Bei Regen geeignet Bildung Kulturell Ganzjährig

Über Volkskundemuseum

Das Volkskundemuseum in Reitzengeschwenda, einem Ortsteil der Gemeinde Drognitz im thüringischen Landkreis Saalfeld-Rudolstadt, ist ein facettenreiches Kulturdenkmal, das Besucher in die Lebensweise vergangener Generationen eintauchen lässt. Seit seiner Gründung im Jahr 1983 hat sich das Museum kontinuierlich weiterentwickelt und umfasst heute fünf historische Gebäude, darunter ein authentisch erhaltenes Bauernhaus aus dem 17. Jahrhundert. In liebevoll gestalteten Räumen wird die bäuerliche Wohn- und Arbeitswelt vom 18. bis ins frühe 20. Jahrhundert anschaulich präsentiert – von der komplett eingerichteten Bauernstube um 1830 bis hin zur historischen Schlafstube um 1900. Die Ausstellung verdeutlicht eindrucksvoll, wie eng und gemeinsam Menschen und Tiere unter einem Dach lebten und welche handwerkliche Eigenleistung für die Selbstversorgung notwendig war.

Neben der ländlichen Wohnkultur vermittelt das Museum auch tiefere Einblicke in die Thüringer Trachten, landwirtschaftliche Geräte und Maschinen sowie regionale Naturkunde und Mineralogie. In der Scheune sind beispielsweise landwirtschaftliche Eigenbau-Traktoren und historische Geräte zu sehen, die den technischen Wandel in der Region dokumentieren. Ein besonderes Highlight ist das technische Denkmal der Sägemühle, die von 1925 bis 1970 als Betrieb aktiv war und zusätzlich bis in die 1990er Jahre als Getreideschrottmühle diente. Hier wird nicht nur die Funktionsweise der Anlage gezeigt, sondern auch der historische Kontext der umliegenden Industrie und Wassernutzung vermittelt.

Eine weitere Sehenswürdigkeit ist die im frühen 18. Jahrhundert erbaute Dorfkirche, die mit ihren barocken Deckenmalereien, Emporen und der noch funktionstüchtigen Orgel beeindruckt. Im Kirchenvorraum findet sich zudem eine Ausstellung zum im Zuge des Stauseebaus im Jahr 1938 überfluteten Nachbarort Preßwitz. Zu besonderen Anlässen wie dem Tag des offenen Denkmals oder dem Internationalen Museumstag können zudem der Kirchenboden und der Glockenstuhl besichtigt werden. Auch ein Modell der Oberlandbahn samt Ziemestalviadukt ist Teil der Sammlung und zeigt die Bedeutung der regionalen Eisenbahnverbindung.

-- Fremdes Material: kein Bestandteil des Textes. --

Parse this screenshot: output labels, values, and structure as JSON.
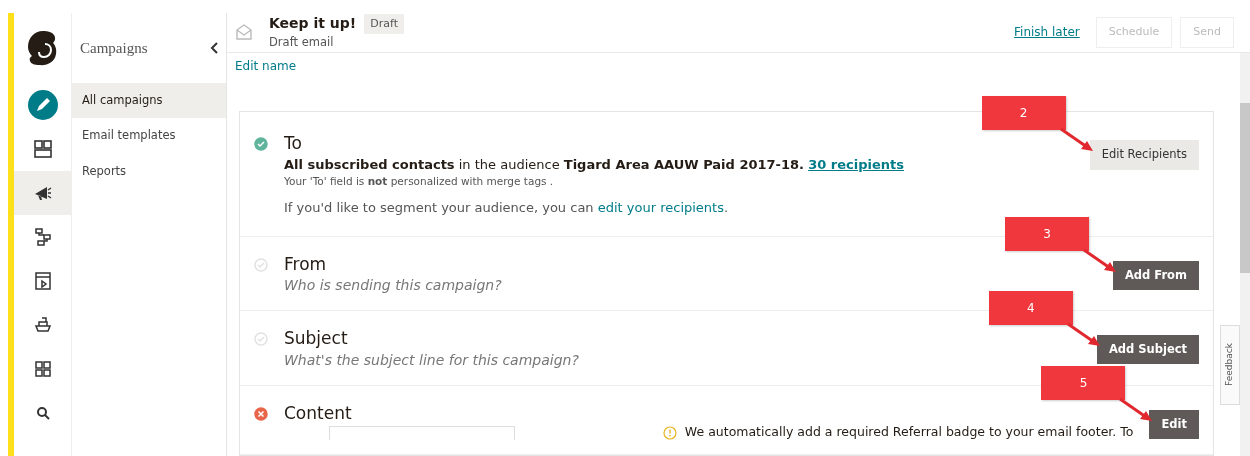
{
  "rail": {
    "items": [
      {
        "selected": false
      },
      {
        "selected": false
      },
      {
        "selected": true
      },
      {
        "selected": false
      },
      {
        "selected": false
      },
      {
        "selected": false
      },
      {
        "selected": false
      },
      {
        "selected": false
      }
    ]
  },
  "sidebar": {
    "title": "Campaigns",
    "items": [
      {
        "label": "All campaigns",
        "selected": true
      },
      {
        "label": "Email templates",
        "selected": false
      },
      {
        "label": "Reports",
        "selected": false
      }
    ]
  },
  "header": {
    "title": "Keep it up!",
    "badge": "Draft",
    "subtitle": "Draft email",
    "finish_link": "Finish later",
    "buttons": [
      {
        "label": "Schedule",
        "disabled": true
      },
      {
        "label": "Send",
        "disabled": true
      }
    ]
  },
  "edit_name": "Edit name",
  "sections": [
    {
      "title": "To",
      "kind": "complete",
      "summary": "**All subscribed contacts** in the audience **Tigard Area AAUW Paid 2017-18.**",
      "summary_link": "30 recipients",
      "note": "Your 'To' field is **not** personalized with merge tags .",
      "hint": "If you'd like to segment your audience, you can ",
      "hint_link": "edit your recipients",
      "hint_end": ".",
      "button": {
        "label": "Edit Recipients",
        "kind": "light"
      },
      "annotation": "2"
    },
    {
      "title": "From",
      "kind": "incomplete",
      "prompt": "Who is sending this campaign?",
      "button": {
        "label": "Add From",
        "kind": "dark"
      },
      "annotation": "3"
    },
    {
      "title": "Subject",
      "kind": "incomplete",
      "prompt": "What's the subject line for this campaign?",
      "button": {
        "label": "Add Subject",
        "kind": "dark"
      },
      "annotation": "4"
    },
    {
      "title": "Content",
      "kind": "error",
      "notice": "We automatically add a required Referral badge to your email footer. To",
      "button": {
        "label": "Edit",
        "kind": "dark"
      },
      "annotation": "5"
    }
  ],
  "feedback_tab": "Feedback"
}
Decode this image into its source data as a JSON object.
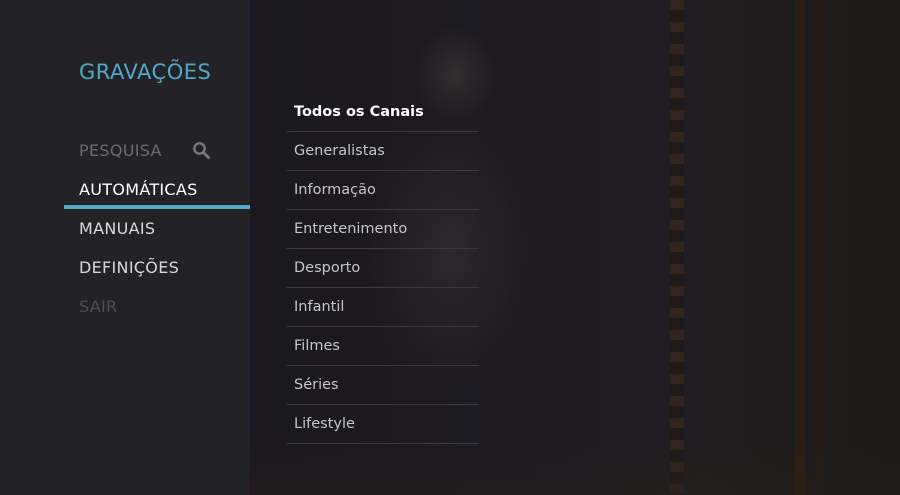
{
  "sidebar": {
    "title": "GRAVAÇÕES",
    "items": [
      {
        "label": "PESQUISA",
        "icon": "search-icon"
      },
      {
        "label": "AUTOMÁTICAS"
      },
      {
        "label": "MANUAIS"
      },
      {
        "label": "DEFINIÇÕES"
      },
      {
        "label": "SAIR"
      }
    ]
  },
  "channels": {
    "items": [
      {
        "label": "Todos os Canais"
      },
      {
        "label": "Generalistas"
      },
      {
        "label": "Informação"
      },
      {
        "label": "Entretenimento"
      },
      {
        "label": "Desporto"
      },
      {
        "label": "Infantil"
      },
      {
        "label": "Filmes"
      },
      {
        "label": "Séries"
      },
      {
        "label": "Lifestyle"
      }
    ]
  },
  "colors": {
    "accent": "#4fa9c7",
    "sidebar_bg": "#232327",
    "text": "#d9d9d9"
  }
}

Das Museum ist nicht nur ein Ort der Vergangenheit, sondern auch der Begegnung und des Wissens: Engagierte Museumspädagogen wie Markus bieten nicht nur fachkundige Führungen durch die verschiedenen Ausstellungsbereiche, sondern sorgen auch für das leibliche Wohl der Besucher. Die positiven Bewertungen der Gäste unterstreichen die hohe Qualität der Präsentation – viele vergleichen die Authentizität der Bauernstube sogar mit namhaften Museen außerhalb Thüringens. Obwohl die Öffnungszeiten je nach Saison variieren und Besucher gelegentlich enttäuscht wurden, bleibt das Volkskundemuseum eine lohnenswerte Entdeckungsreise in die Kulturgeschichte der Region.